Shi Yan – Plastic Wings

Plastic Wings draws on the ancient Greek myth of Daedalus and Icarus. For a period of time following the COVID-19 pandemic, I re-entered the shopping mall in Shanghai and saw many man-made landscapes. Fragility and permanence, predicament and expectation, all kinds of complex and contradictory feelings bound together like the wings of Icarus, which symbolise not only hope but also inevitable destruction. With such feelings, on the one hand, I frequently walked into the mall, on the other hand, I also began to re-examine my surrounding environment (both physical and psychological). In the process of shooting photos and looking at archive negatives I collected, the line between reality and illusion began to dissolve. As time passed, pictures began to overlap. Leaving only emotion that lingered in the labyrinth of structure.
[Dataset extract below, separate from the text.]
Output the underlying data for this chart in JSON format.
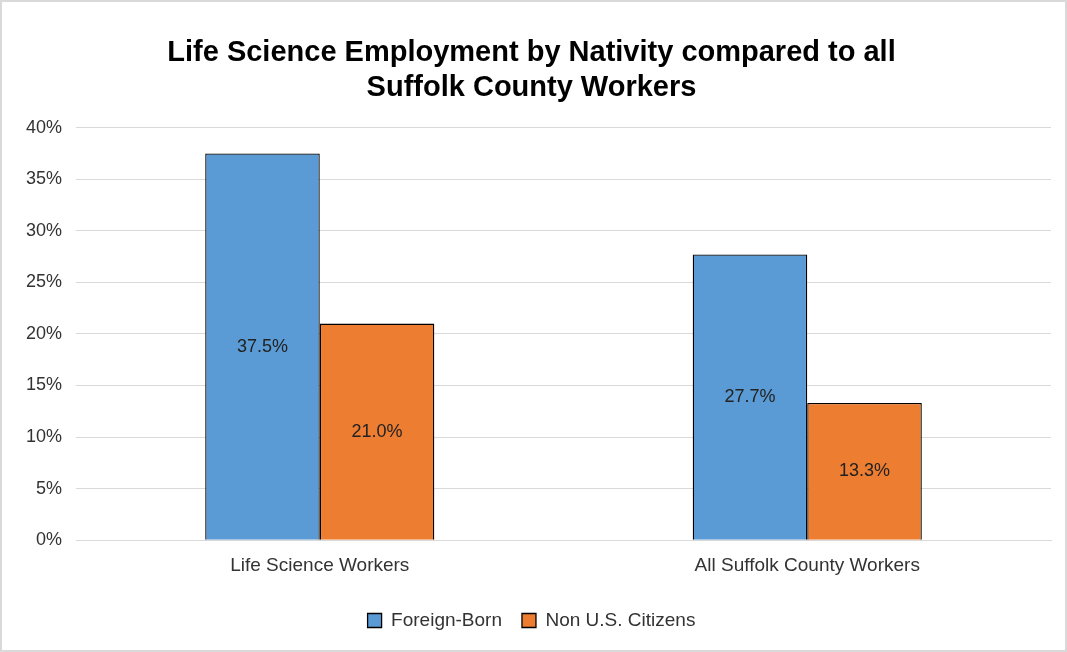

Shi Yan (b. 1998, Buenos Aires, Argentina) lives and works between Milan and Shanghai. His ancestry can be traced back to Fuqing, a coastal city in Fujian Province, China. With China’s reform and opening-up in the 1990s, his parents travelled to Argentina to do business, before returning in the early 2000s due to the various the economic, political, and social crises. Since his return to China, Shi Yan and his family have lived in many different cities. His years of constant movement and his studies of the Frankfurt School of philosophy have led to an interest in subjectivity and the experience of the individual in the public sphere.